On April 28, Universal is set to release "United 93," a full-length feature film about the events surrounding the fateful flight crashed by passengers in a field in Pennsylvania on Sept. 11, 2001. Previews in Los Angeles and New York have already drawn intense scrutiny and emotional reaction. Time reported that audience members in Hollywood shouted "Too soon!" as the trailer was screened; a New York theater actually pulled the trailer after audience complaints.
The preview itself is straightforward. The first minute or so consists of typical flight commuting talk as passengers board flight 93 -- "unfortunately, it looks like it's going to be about a 30 minute delay," "we're currently number one for departure," etc. Cut to air traffic controllers viewing the two aircraft plowing into the World Trade Center towers. Back aboard flight 93, pilots are informed of the terrorist attacks. Suddenly, an Arab man rips open his shirt to reveal a red tool-belt; the passengers are stunned, terrified.
They begin to organize. "We have to do it now, because we know what happens if we just sit here and do nothing," one man tells his family over an Airfone. As the passengers gather to plan their final act of heroism, the screen informs us, "On the day we faced fear … We also found courage."
Is it too soon? It may be too late. Since Sept. 11, the press has buried all photos and video of the horrific attacks. Five years later, the War on Terror is at low ebb, with the latest Gallup poll showing Americans are more worried about health care than about terrorism. Only 39 percent of self-labeled independents consider terrorism a major worry, along with 47 percent of Democrats and 52 percent of Republicans. It is no wonder that President Bush's support base for the War on Terror has declined dramatically over the last few years -- Americans, encouraged by the media's silence, are simply complacent about terrorism.
We can't have it both ways. If terrorism is a major worry, we ought to confront the problem. If it isn't, there's no harm in reminding Americans that the threat still exists, that proof of the seriousness of the threat can be found in a giant crater in the center of New York City, as well as a large hole in a Pennsylvania field and a newly-restored section of the Pentagon.

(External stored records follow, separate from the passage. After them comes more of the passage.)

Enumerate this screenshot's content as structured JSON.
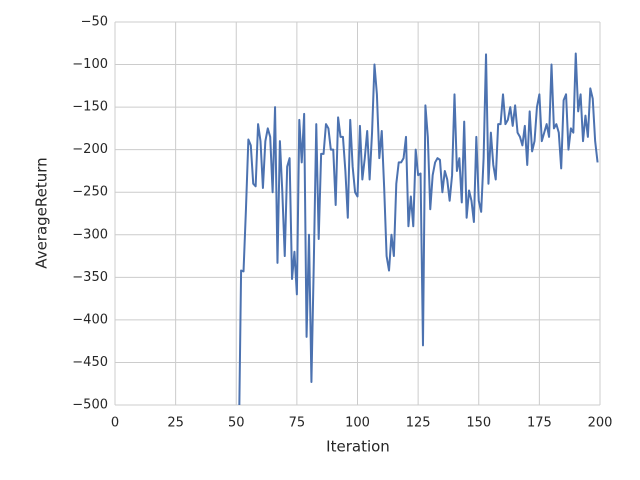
{
  "chart_data": {
    "type": "line",
    "xlabel": "Iteration",
    "ylabel": "AverageReturn",
    "xlim": [
      0,
      200
    ],
    "xticks": [
      0,
      25,
      50,
      75,
      100,
      125,
      150,
      175,
      200
    ],
    "ylim": [
      -500,
      -50
    ],
    "yticks": [
      {
        "value": -500,
        "label": "−500"
      },
      {
        "value": -450,
        "label": "−450"
      },
      {
        "value": -400,
        "label": "−400"
      },
      {
        "value": -350,
        "label": "−350"
      },
      {
        "value": -300,
        "label": "−300"
      },
      {
        "value": -250,
        "label": "−250"
      },
      {
        "value": -200,
        "label": "−200"
      },
      {
        "value": -150,
        "label": "−150"
      },
      {
        "value": -100,
        "label": "−100"
      },
      {
        "value": -50,
        "label": "−50"
      }
    ],
    "grid": true,
    "x": [
      51,
      52,
      53,
      54,
      55,
      56,
      57,
      58,
      59,
      60,
      61,
      62,
      63,
      64,
      65,
      66,
      67,
      68,
      69,
      70,
      71,
      72,
      73,
      74,
      75,
      76,
      77,
      78,
      79,
      80,
      81,
      82,
      83,
      84,
      85,
      86,
      87,
      88,
      89,
      90,
      91,
      92,
      93,
      94,
      95,
      96,
      97,
      98,
      99,
      100,
      101,
      102,
      103,
      104,
      105,
      106,
      107,
      108,
      109,
      110,
      111,
      112,
      113,
      114,
      115,
      116,
      117,
      118,
      119,
      120,
      121,
      122,
      123,
      124,
      125,
      126,
      127,
      128,
      129,
      130,
      131,
      132,
      133,
      134,
      135,
      136,
      137,
      138,
      139,
      140,
      141,
      142,
      143,
      144,
      145,
      146,
      147,
      148,
      149,
      150,
      151,
      152,
      153,
      154,
      155,
      156,
      157,
      158,
      159,
      160,
      161,
      162,
      163,
      164,
      165,
      166,
      167,
      168,
      169,
      170,
      171,
      172,
      173,
      174,
      175,
      176,
      177,
      178,
      179,
      180,
      181,
      182,
      183,
      184,
      185,
      186,
      187,
      188,
      189,
      190,
      191,
      192,
      193,
      194,
      195,
      196,
      197,
      198,
      199
    ],
    "series": [
      {
        "color": "#4c72b0",
        "values": [
          -560,
          -342,
          -343,
          -270,
          -188,
          -195,
          -240,
          -243,
          -170,
          -190,
          -245,
          -190,
          -175,
          -185,
          -250,
          -150,
          -333,
          -190,
          -250,
          -325,
          -220,
          -210,
          -352,
          -320,
          -370,
          -165,
          -215,
          -158,
          -420,
          -300,
          -473,
          -330,
          -170,
          -305,
          -205,
          -205,
          -170,
          -175,
          -200,
          -200,
          -265,
          -162,
          -185,
          -185,
          -225,
          -280,
          -165,
          -220,
          -250,
          -255,
          -172,
          -235,
          -210,
          -178,
          -235,
          -180,
          -100,
          -135,
          -210,
          -178,
          -245,
          -325,
          -342,
          -300,
          -325,
          -240,
          -215,
          -215,
          -210,
          -185,
          -290,
          -255,
          -290,
          -200,
          -230,
          -228,
          -430,
          -148,
          -185,
          -270,
          -230,
          -215,
          -210,
          -212,
          -250,
          -225,
          -235,
          -260,
          -230,
          -135,
          -225,
          -210,
          -262,
          -167,
          -280,
          -248,
          -260,
          -285,
          -185,
          -260,
          -273,
          -210,
          -88,
          -240,
          -180,
          -218,
          -235,
          -170,
          -170,
          -135,
          -170,
          -165,
          -150,
          -172,
          -148,
          -180,
          -185,
          -195,
          -172,
          -218,
          -155,
          -202,
          -190,
          -150,
          -135,
          -190,
          -180,
          -170,
          -185,
          -100,
          -175,
          -170,
          -180,
          -222,
          -142,
          -135,
          -200,
          -175,
          -180,
          -87,
          -155,
          -135,
          -190,
          -160,
          -185,
          -128,
          -140,
          -190,
          -215
        ]
      }
    ]
  }
}
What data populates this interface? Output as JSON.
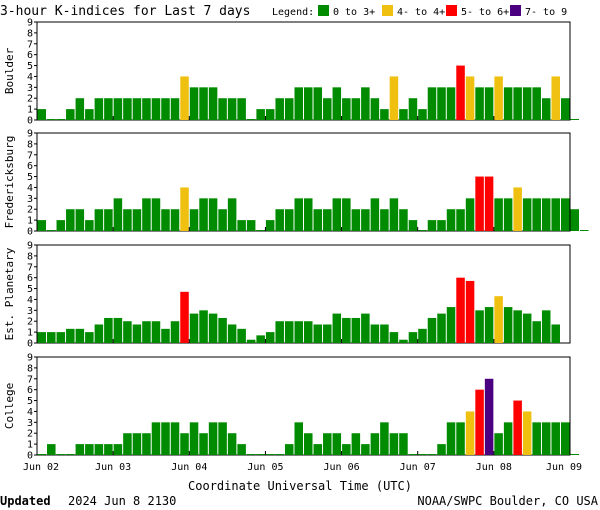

For too long, Hollywood has been silent, and Americans, attempting to slip back into a pre-Sept. 11 reverie, have accepted that silence with gratitude. Sept. 11 was a painful wound, but that is no excuse for forgetting it. Those for whom Sept. 11 was most painful -- family members of those who died in Flight 93, for example -- have unanimously supported the picture. Carole O'Hare, whose mother died aboard Flight 93, told Time why she supported the filmmakers: "This story has to be told to honor the passengers and crew for what they did … But more than that, it raises awareness. Our ports aren't secure. Our borders aren't secure. Our airlines still aren't secure, and this is what happens when you're not secure. That's the message I want people to hear."
During World War II, moviegoers were constantly treated to newsreels depicting the damage at Pearl Harbor, along with current events on both the Pacific and European fronts. Hollywood churned out hundreds of World War II pictures, the vast majority pushing for further American involvement in defeating Germany and Japan and celebrating the heroism of men and women involved in the war effort.
Since Sept. 11, by contrast, TV news channels specifically dedicated to explaining current events have stopped showing the Sept. 11 footage. We're told that the news media censors such horrible pictures out of sensitivity to the families of the victims. At the same time, the media pleads for more pictures of body bags coming back from Afghanistan and Iraq. Apparently, sensitivity only extends as far as the media's antiwar agenda. Meanwhile, Hollywood has been silent about Sept. 11 and the War on Terror, other than to claim that war in the Middle East is driven by thirst for oil ("Syriana") or that President Bush is a war criminal ("Fahrenheit 9/11"). Chances are that Oliver Stone's "World Trade Center" will follow in the footsteps of such artistic misinformation.
It is about time Americans were reacquainted with the cost of complacence. It is about time Americans were shown the face of our enemy -- it is time we were reminded what they fight for, so clearly visible in the burning towers, the plummeting bodies and the exploding airplanes of Sept. 11. Accurate depictions of the bravery and evil that we saw on Sept. 11 are necessary.